In the SN P system, we use a simple Hebbian learning strategy to update the weights on synapses among neurons in predict module. There may be potential further research of designing complex learning strategy and involving the recently developed large-scale neural networks training algorithms, see, for example [71, 72], for the training task. It would be a quite interesting topic to find the inherent advantages of SN P systems comparing with some other models and methods.

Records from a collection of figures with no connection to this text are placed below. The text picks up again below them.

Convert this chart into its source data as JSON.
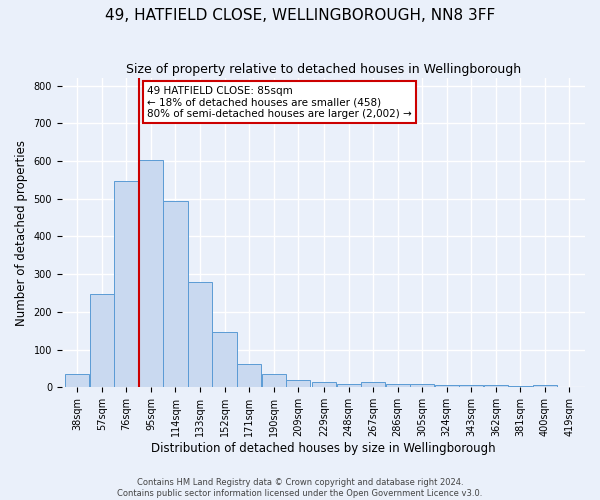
{
  "title": "49, HATFIELD CLOSE, WELLINGBOROUGH, NN8 3FF",
  "subtitle": "Size of property relative to detached houses in Wellingborough",
  "xlabel": "Distribution of detached houses by size in Wellingborough",
  "ylabel": "Number of detached properties",
  "bin_labels": [
    "38sqm",
    "57sqm",
    "76sqm",
    "95sqm",
    "114sqm",
    "133sqm",
    "152sqm",
    "171sqm",
    "190sqm",
    "209sqm",
    "229sqm",
    "248sqm",
    "267sqm",
    "286sqm",
    "305sqm",
    "324sqm",
    "343sqm",
    "362sqm",
    "381sqm",
    "400sqm",
    "419sqm"
  ],
  "bar_values": [
    35,
    248,
    548,
    603,
    493,
    278,
    148,
    62,
    35,
    20,
    15,
    10,
    15,
    10,
    10,
    7,
    5,
    5,
    3,
    5
  ],
  "bar_color": "#c9d9f0",
  "bar_edge_color": "#5b9bd5",
  "vline_x_idx": 2,
  "vline_color": "#cc0000",
  "annotation_line1": "49 HATFIELD CLOSE: 85sqm",
  "annotation_line2": "← 18% of detached houses are smaller (458)",
  "annotation_line3": "80% of semi-detached houses are larger (2,002) →",
  "annotation_box_color": "#cc0000",
  "ylim": [
    0,
    820
  ],
  "yticks": [
    0,
    100,
    200,
    300,
    400,
    500,
    600,
    700,
    800
  ],
  "footer_text": "Contains HM Land Registry data © Crown copyright and database right 2024.\nContains public sector information licensed under the Open Government Licence v3.0.",
  "background_color": "#eaf0fa",
  "grid_color": "#ffffff",
  "title_fontsize": 11,
  "subtitle_fontsize": 9,
  "axis_label_fontsize": 8.5,
  "tick_fontsize": 7,
  "footer_fontsize": 6
}
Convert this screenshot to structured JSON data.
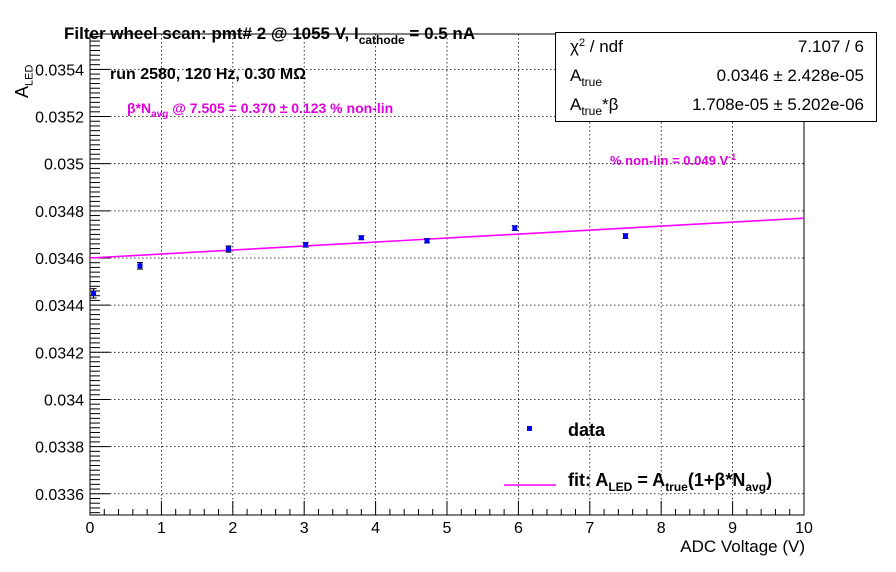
{
  "header": {
    "title_part1": "Filter wheel scan: pmt#   2 @  1055 V, I",
    "title_sub": "cathode",
    "title_part2": " = 0.5 nA",
    "run_info": "run 2580, 120 Hz, 0.30 MΩ"
  },
  "annotations": {
    "nonlin_point_prefix": "β*N",
    "nonlin_point_sub": "avg",
    "nonlin_point_suffix": " @ 7.505 = 0.370 ± 0.123 % non-lin",
    "nonlin_rate": "% non-lin = 0.049 V",
    "nonlin_rate_sup": "-1"
  },
  "stats_box": {
    "rows": [
      {
        "label": "χ",
        "label_sup": "2",
        "label_tail": " / ndf",
        "value": "7.107 / 6"
      },
      {
        "label": "A",
        "label_sub": "true",
        "value": "0.0346 ± 2.428e-05"
      },
      {
        "label": "A",
        "label_sub": "true",
        "label_tail": "*β",
        "value": "1.708e-05 ± 5.202e-06"
      }
    ]
  },
  "legend": {
    "data_label": "data",
    "fit_label_prefix": "fit: A",
    "fit_sub1": "LED",
    "fit_mid": " = A",
    "fit_sub2": "true",
    "fit_mid2": "(1+β*N",
    "fit_sub3": "avg",
    "fit_end": ")"
  },
  "colors": {
    "data": "#0000ff",
    "fit": "#ff00ff",
    "annotation": "#e000e0"
  },
  "chart_data": {
    "type": "scatter",
    "title": "Filter wheel scan: pmt#   2 @  1055 V, I_cathode = 0.5 nA",
    "xlabel": "ADC Voltage (V)",
    "ylabel_main": "A",
    "ylabel_sub": "LED",
    "xlim": [
      0,
      10
    ],
    "ylim": [
      0.03351,
      0.03555
    ],
    "x_ticks": [
      0,
      1,
      2,
      3,
      4,
      5,
      6,
      7,
      8,
      9,
      10
    ],
    "y_ticks": [
      0.0336,
      0.0338,
      0.034,
      0.0342,
      0.0344,
      0.0346,
      0.0348,
      0.035,
      0.0352,
      0.0354
    ],
    "y_tick_labels": [
      "0.0336",
      "0.0338",
      "0.034",
      "0.0342",
      "0.0344",
      "0.0346",
      "0.0348",
      "0.035",
      "0.0352",
      "0.0354"
    ],
    "grid": true,
    "series": [
      {
        "name": "data",
        "x": [
          0.05,
          0.7,
          1.94,
          3.02,
          3.8,
          4.72,
          5.95,
          7.5
        ],
        "y": [
          0.03445,
          0.034567,
          0.034638,
          0.034656,
          0.034686,
          0.034673,
          0.034727,
          0.034693
        ],
        "yerr": [
          2e-05,
          1.4e-05,
          1.3e-05,
          1e-05,
          8e-06,
          9e-06,
          1e-05,
          1e-05
        ]
      },
      {
        "name": "fit",
        "type": "line",
        "x": [
          0,
          10
        ],
        "y": [
          0.0346,
          0.034769
        ]
      }
    ],
    "legend_position": "bottom-right"
  }
}
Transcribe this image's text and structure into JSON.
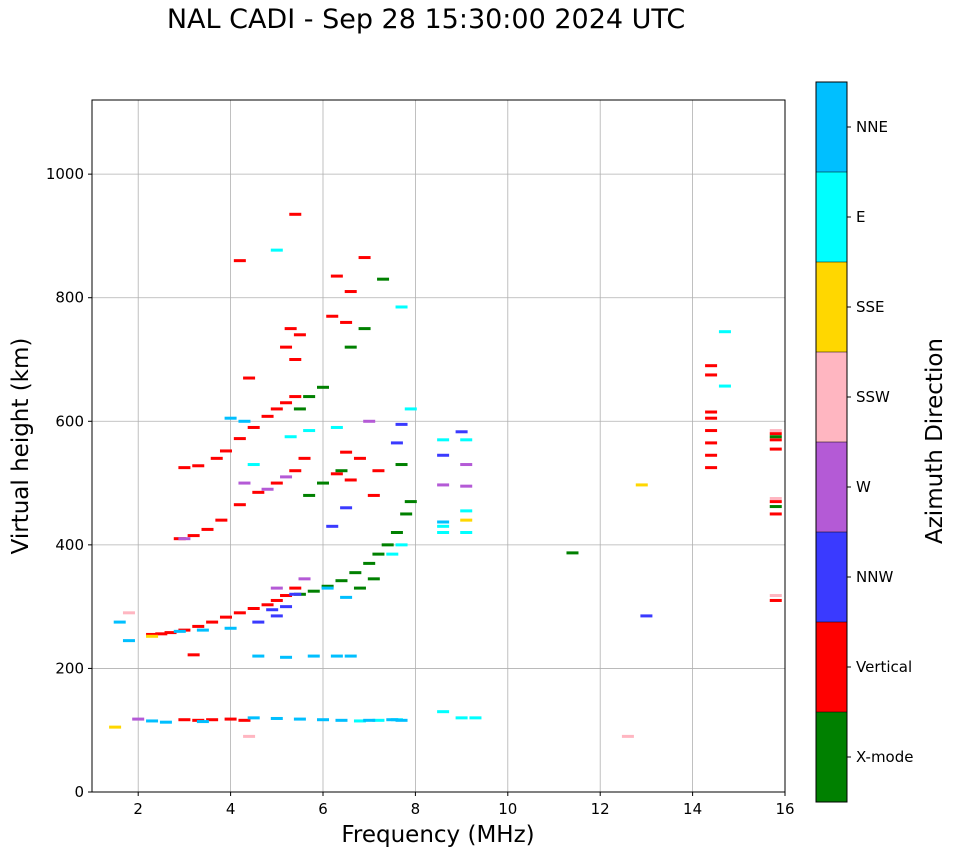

Also, some variants of SN P systems, see, for example [31, 46, 73, 74], can be used to improve the performance of our method. The architecture of the SN P system in this work is designed from the biological observation of spiking a neural network from inside to outside. Specifically, the outer layer neurons are divided into four groups, and each neuron of the outer layer connects to some neurons in the outmost layer. As well, all of the outer layer neurons and the outmost layer neurons have been divided into four groups. At this moment, there is no theory to design SN P systems to do pattern recognition, but it would be an interesting topic for future research. Artificial intelligent models and algorithms have been used in solving problems in practice, see, for example [7579]. It is of interests to use SN P systems to solve some other real-life problems.